What is DNA of Things?
DNA of Things (DoT) was first introduced in the year 2019 by a team of researchers from Israel and Switzerland, under the guidance of Yaniv Erlich and Robert Grass. DoT is a process of encoding digital data into DNA molecules, which are then embedded into objects. This provides the ability to the object which carry their blueprint, identical to a biological organism.
IoT and DoT
It is somewhat similar to the Internet of things(IoT), which is a system embedded with digital data, but here the purpose is to create a replica or clone with similar genetic and immutable memory of the living creature.
This research can bring a revolution in the technical World where humans can create their clones with similar DNA structure which can be used to immortal the human existence on earth, if you’re visionary, just think about it what if you died but your clone having your DNA and your memories still exist on Earth, this makes you eternal.

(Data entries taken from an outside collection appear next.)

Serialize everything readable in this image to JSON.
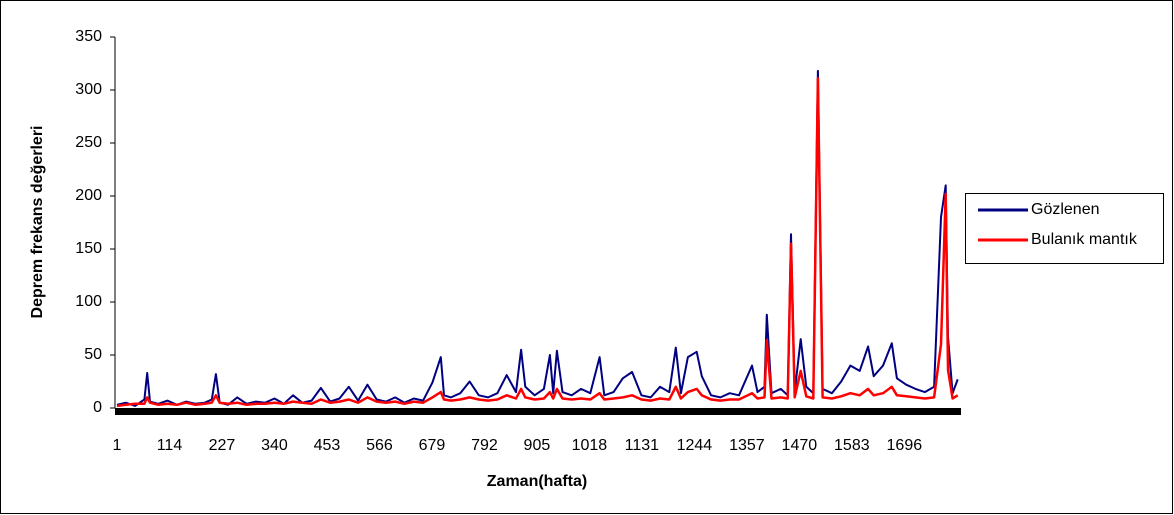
{
  "chart_data": {
    "type": "line",
    "x_label": "Zaman(hafta)",
    "y_label": "Deprem frekans değerleri",
    "x": [
      1,
      20,
      40,
      60,
      66,
      72,
      90,
      110,
      130,
      150,
      170,
      190,
      205,
      214,
      222,
      240,
      260,
      280,
      300,
      320,
      340,
      360,
      380,
      400,
      420,
      440,
      460,
      480,
      500,
      520,
      540,
      560,
      580,
      600,
      620,
      640,
      660,
      680,
      698,
      705,
      720,
      740,
      760,
      780,
      800,
      820,
      840,
      860,
      871,
      880,
      900,
      920,
      933,
      940,
      948,
      960,
      980,
      1000,
      1020,
      1040,
      1050,
      1070,
      1090,
      1110,
      1130,
      1150,
      1170,
      1190,
      1204,
      1215,
      1230,
      1249,
      1260,
      1280,
      1300,
      1320,
      1340,
      1368,
      1380,
      1395,
      1400,
      1410,
      1430,
      1445,
      1452,
      1460,
      1473,
      1485,
      1500,
      1510,
      1520,
      1540,
      1560,
      1580,
      1600,
      1618,
      1630,
      1650,
      1669,
      1680,
      1700,
      1720,
      1740,
      1760,
      1775,
      1785,
      1790,
      1800,
      1811
    ],
    "series": [
      {
        "name": "Gözlenen",
        "color": "#000080",
        "values": [
          3,
          5,
          2,
          8,
          33,
          6,
          4,
          7,
          3,
          6,
          4,
          5,
          8,
          32,
          5,
          3,
          10,
          4,
          6,
          5,
          9,
          4,
          12,
          5,
          7,
          19,
          6,
          9,
          20,
          7,
          22,
          8,
          6,
          10,
          5,
          9,
          7,
          24,
          48,
          12,
          10,
          14,
          25,
          12,
          10,
          14,
          31,
          15,
          55,
          20,
          12,
          18,
          50,
          14,
          54,
          15,
          12,
          18,
          14,
          48,
          12,
          15,
          28,
          34,
          12,
          10,
          20,
          15,
          57,
          14,
          48,
          53,
          30,
          12,
          10,
          14,
          12,
          40,
          15,
          20,
          88,
          14,
          18,
          12,
          164,
          15,
          65,
          20,
          14,
          318,
          18,
          14,
          25,
          40,
          35,
          58,
          30,
          40,
          61,
          28,
          22,
          18,
          15,
          20,
          180,
          210,
          67,
          14,
          27
        ]
      },
      {
        "name": "Bulanık mantık",
        "color": "#ff0000",
        "values": [
          2,
          3,
          4,
          4,
          10,
          5,
          3,
          4,
          3,
          5,
          3,
          4,
          5,
          12,
          5,
          4,
          5,
          3,
          4,
          4,
          5,
          4,
          6,
          5,
          4,
          8,
          5,
          6,
          8,
          5,
          10,
          6,
          5,
          6,
          4,
          6,
          5,
          10,
          15,
          8,
          7,
          8,
          10,
          8,
          7,
          8,
          12,
          9,
          18,
          10,
          8,
          9,
          15,
          9,
          18,
          9,
          8,
          9,
          8,
          14,
          8,
          9,
          10,
          12,
          8,
          7,
          9,
          8,
          20,
          9,
          15,
          18,
          12,
          8,
          7,
          8,
          8,
          14,
          9,
          10,
          64,
          9,
          10,
          9,
          155,
          10,
          35,
          11,
          9,
          311,
          10,
          9,
          11,
          14,
          12,
          18,
          12,
          14,
          20,
          12,
          11,
          10,
          9,
          10,
          60,
          202,
          36,
          9,
          12
        ]
      }
    ],
    "xlim": [
      1,
      1818
    ],
    "xticks": [
      1,
      114,
      227,
      340,
      453,
      566,
      679,
      792,
      905,
      1018,
      1131,
      1244,
      1357,
      1470,
      1583,
      1696
    ],
    "ylim": [
      0,
      350
    ],
    "yticks": [
      0,
      50,
      100,
      150,
      200,
      250,
      300,
      350
    ],
    "grid": false,
    "legend": "right"
  }
}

This artificially created DNA is similar to the Biological DNA which stores information across the generations.
This vision is originated from the idea of DNA digital data storage which is a device that is used to encoding and decoding binary data to and from the synthetic DNA strands.
This concept of DNA digital data storage was first introduced in the year 1959, when the physicist Richard P. Feynman, in “There’s Plenty of Room at the Bottom: An Invitation to Enter a New Field of Physics” emphasized the creation of artificial objects identical to objects of the microcosm (including biological) and having comparable or even enormous capabilities.
This concept of storing the data into DNA strands has immense potential because of its high storage density, although its practical usage is limited due to its high cost and low read and writes time.
The Swedish university ETH Zurich discovered the technique of combining genetically embedded digital data into non-living objects with the collaboration of a team of researchers from Israel.
“There are several unique possibilities with the research ETH Zurich has done, This could be a transformative technology,” said Braden Perry, partner at Kennyhertz Perry.
The researchers achieved their first success by embedding artificial DNA in a 3D-printed plastic bunny, according to a report published in Nature Biotechnology, “A DNA-of-things or DoT storage architecture to create materials with embedded memory.”